May’s retirement as general manager had been anticipated last year. He’s served in that position for more than two decades.
But last July, May said he had two main goals for staying on longer. He wanted to stay on through the implementation of the planned new routes, originally scheduled for fall 2020, but delayed due to uncertainty caused by the COVID-19 pandemic. May also said at the time that he wanted to get Bloomington Transit back on its feet after the pandemic. “To me those are two important things that I would not like to just hand off to the next manager,” May said.
The pandemic has now stretched out long enough that May might have to hand off those two items to the next general manager.
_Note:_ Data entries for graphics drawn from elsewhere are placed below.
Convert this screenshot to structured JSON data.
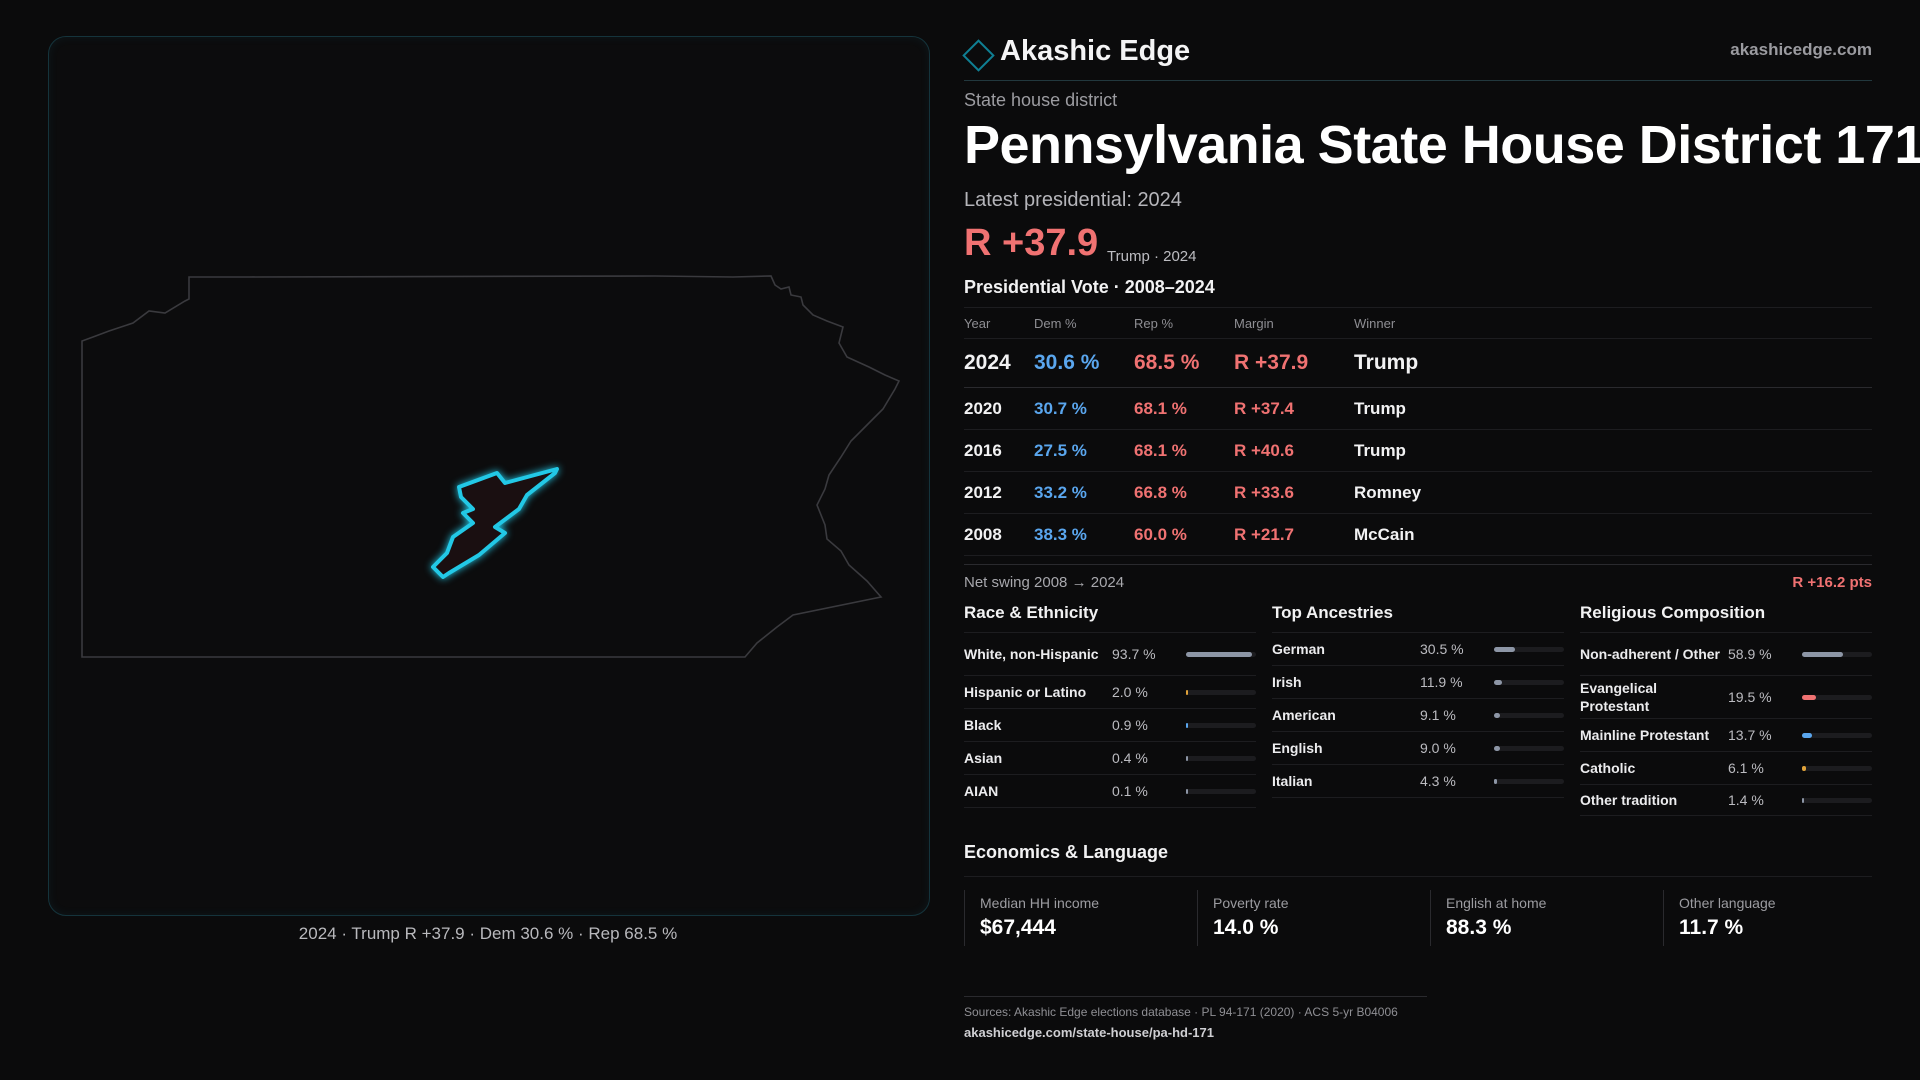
{
  "brand": {
    "name": "Akashic Edge",
    "url": "akashicedge.com"
  },
  "district": {
    "kind": "State house district",
    "title": "Pennsylvania State House District 171",
    "latest_label": "Latest presidential: 2024",
    "margin": "R +37.9",
    "margin_sub": "Trump · 2024"
  },
  "map": {
    "caption": "2024 · Trump R +37.9 · Dem 30.6 % · Rep 68.5 %",
    "state_stroke": "#3a3a3e",
    "district_fill": "#1a0f11",
    "district_stroke": "#22c8e6"
  },
  "vote_table": {
    "title": "Presidential Vote · 2008–2024",
    "headers": [
      "Year",
      "Dem %",
      "Rep %",
      "Margin",
      "Winner"
    ],
    "rows": [
      {
        "year": "2024",
        "dem": "30.6 %",
        "rep": "68.5 %",
        "margin": "R +37.9",
        "winner": "Trump"
      },
      {
        "year": "2020",
        "dem": "30.7 %",
        "rep": "68.1 %",
        "margin": "R +37.4",
        "winner": "Trump"
      },
      {
        "year": "2016",
        "dem": "27.5 %",
        "rep": "68.1 %",
        "margin": "R +40.6",
        "winner": "Trump"
      },
      {
        "year": "2012",
        "dem": "33.2 %",
        "rep": "66.8 %",
        "margin": "R +33.6",
        "winner": "Romney"
      },
      {
        "year": "2008",
        "dem": "38.3 %",
        "rep": "60.0 %",
        "margin": "R +21.7",
        "winner": "McCain"
      }
    ]
  },
  "swing": {
    "label": "Net swing 2008 → 2024",
    "value": "R +16.2 pts"
  },
  "race": {
    "title": "Race & Ethnicity",
    "items": [
      {
        "label": "White, non-Hispanic",
        "value": "93.7 %",
        "pct": 93.7,
        "color": "#8d96a6"
      },
      {
        "label": "Hispanic or Latino",
        "value": "2.0 %",
        "pct": 2.0,
        "color": "#e0a23a"
      },
      {
        "label": "Black",
        "value": "0.9 %",
        "pct": 0.9,
        "color": "#5aa6ee"
      },
      {
        "label": "Asian",
        "value": "0.4 %",
        "pct": 0.4,
        "color": "#8d96a6"
      },
      {
        "label": "AIAN",
        "value": "0.1 %",
        "pct": 0.1,
        "color": "#8d96a6"
      }
    ]
  },
  "ancestry": {
    "title": "Top Ancestries",
    "items": [
      {
        "label": "German",
        "value": "30.5 %",
        "pct": 30.5,
        "color": "#8d96a6"
      },
      {
        "label": "Irish",
        "value": "11.9 %",
        "pct": 11.9,
        "color": "#8d96a6"
      },
      {
        "label": "American",
        "value": "9.1 %",
        "pct": 9.1,
        "color": "#8d96a6"
      },
      {
        "label": "English",
        "value": "9.0 %",
        "pct": 9.0,
        "color": "#8d96a6"
      },
      {
        "label": "Italian",
        "value": "4.3 %",
        "pct": 4.3,
        "color": "#8d96a6"
      }
    ]
  },
  "religion": {
    "title": "Religious Composition",
    "items": [
      {
        "label": "Non-adherent / Other",
        "value": "58.9 %",
        "pct": 58.9,
        "color": "#8d96a6"
      },
      {
        "label": "Evangelical Protestant",
        "value": "19.5 %",
        "pct": 19.5,
        "color": "#f07272"
      },
      {
        "label": "Mainline Protestant",
        "value": "13.7 %",
        "pct": 13.7,
        "color": "#5aa6ee"
      },
      {
        "label": "Catholic",
        "value": "6.1 %",
        "pct": 6.1,
        "color": "#e0a23a"
      },
      {
        "label": "Other tradition",
        "value": "1.4 %",
        "pct": 1.4,
        "color": "#8d96a6"
      }
    ]
  },
  "economics": {
    "title": "Economics & Language",
    "items": [
      {
        "label": "Median HH income",
        "value": "$67,444"
      },
      {
        "label": "Poverty rate",
        "value": "14.0 %"
      },
      {
        "label": "English at home",
        "value": "88.3 %"
      },
      {
        "label": "Other language",
        "value": "11.7 %"
      }
    ]
  },
  "sources": {
    "line": "Sources: Akashic Edge elections database · PL 94-171 (2020) · ACS 5-yr B04006",
    "url": "akashicedge.com/state-house/pa-hd-171"
  }
}
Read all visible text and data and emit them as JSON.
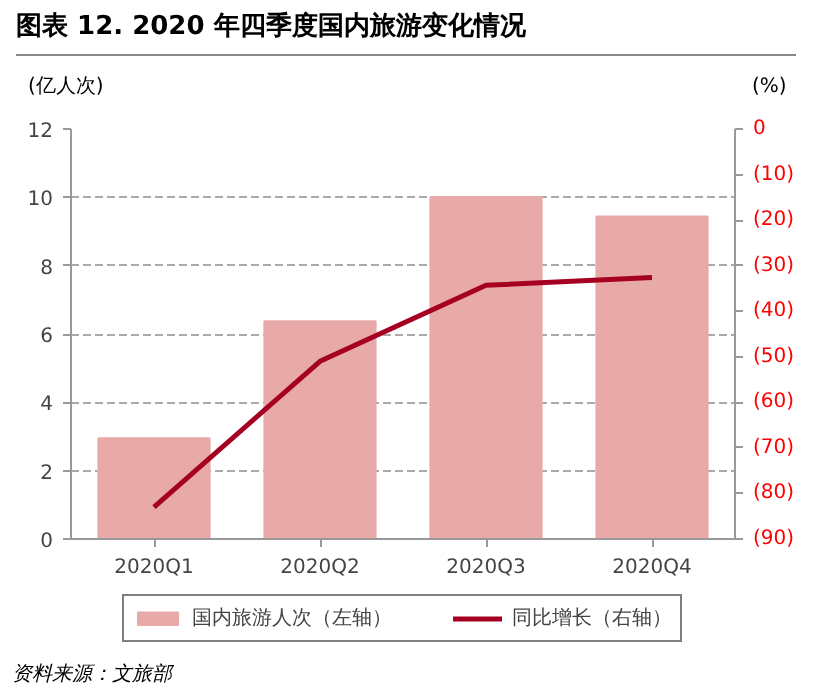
{
  "chart_data": {
    "type": "bar",
    "title": "图表 12. 2020 年四季度国内旅游变化情况",
    "ylabel": "(亿人次)",
    "y2label": "(%)",
    "categories": [
      "2020Q1",
      "2020Q2",
      "2020Q3",
      "2020Q4"
    ],
    "series": [
      {
        "name": "国内旅游人次（左轴）",
        "color": "#e8a9a9",
        "values": [
          2.95,
          6.37,
          10.01,
          9.44
        ]
      },
      {
        "name": "同比增长（右轴）",
        "type": "line",
        "axis": "y2",
        "color": "#a50021",
        "values": [
          -83,
          -51,
          -34.3,
          -32.6
        ]
      }
    ],
    "ylim": [
      0,
      12
    ],
    "yticks": [
      0,
      2,
      4,
      6,
      8,
      10,
      12
    ],
    "y2lim": [
      -90,
      0
    ],
    "y2ticks": [
      0,
      {
        "value": -10,
        "label": "(10)"
      },
      {
        "value": -20,
        "label": "(20)"
      },
      {
        "value": -30,
        "label": "(30)"
      },
      {
        "value": -40,
        "label": "(40)"
      },
      {
        "value": -50,
        "label": "(50)"
      },
      {
        "value": -60,
        "label": "(60)"
      },
      {
        "value": -70,
        "label": "(70)"
      },
      {
        "value": -80,
        "label": "(80)"
      },
      {
        "value": -90,
        "label": "(90)"
      }
    ],
    "grid": "y",
    "legend": "bottom",
    "marker": "none",
    "line_style": "solid",
    "annotations": [
      "资料来源：文旅部"
    ]
  }
}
Board members expressed some concern about meeting the travel demands related to the new hospital facility, without the planned new route configurations in place. May told the board that one option would be to revise the Route 6 Campus Shuttle or the Route 6 Limited to serve the new hospital.
May also floated another option to serve the new hospital’s transportation needs: microtransit. Unlike fixed-route service, which is provided on regular routes with 40-foot long buses, microtransit provides service much like Uber and Lyft do—with the key difference that other riders can be picked up along the way.
May said the idea would be to open up a microtransit demonstration for the entire city to serve the hospital, until the new fixed route optimized configuration can be rolled out.
Responding to a question from board member Doug Horn, May ticked through some of the challenges to be faced by the next general manager. “I would think a couple of key experience attributes that you’ll be looking for in a new transit manager will be experience with the implementation of major service changes,” May said.
May also suggested the board should look for a next general manager who has experience with alternative fuels. BT is expecting delivery of two electric buses from GILLIG sometime in March or April, May said. “The buses go on the assembly line in March and should be delivered to us either in late March or sometime in April,” he said.
Given the possibility of microtransit as the temporary solution for service to the new hospital, May said the next general manager should have experience with mobility-on-demand modes.
Board member James McClary expressed some frustration that not much progress had been made on finding May’s replacement. No choice has been made between hiring a general manager directly as an employee of BT, or contracting with a third-party management company to provide a general manager.
BT currently contracts with a third-party management company, RATP Dev, which in turn employs May.
On March 2, a special meeting of the BT board is scheduled to review bids for outside legal counsel, which could help provide some guidance in making the choices related to the hire of the next general manager.
McClary said on Tuesday, “I’m getting concerned, just from a timing standpoint, we should have been doing this six months ago. And we’re behind the eight ball.”
At Tuesday’s meeting board members voted to continue BT’s current COVID-19 protocols through March 16. Those protocols include fare-free service and rear-door entry.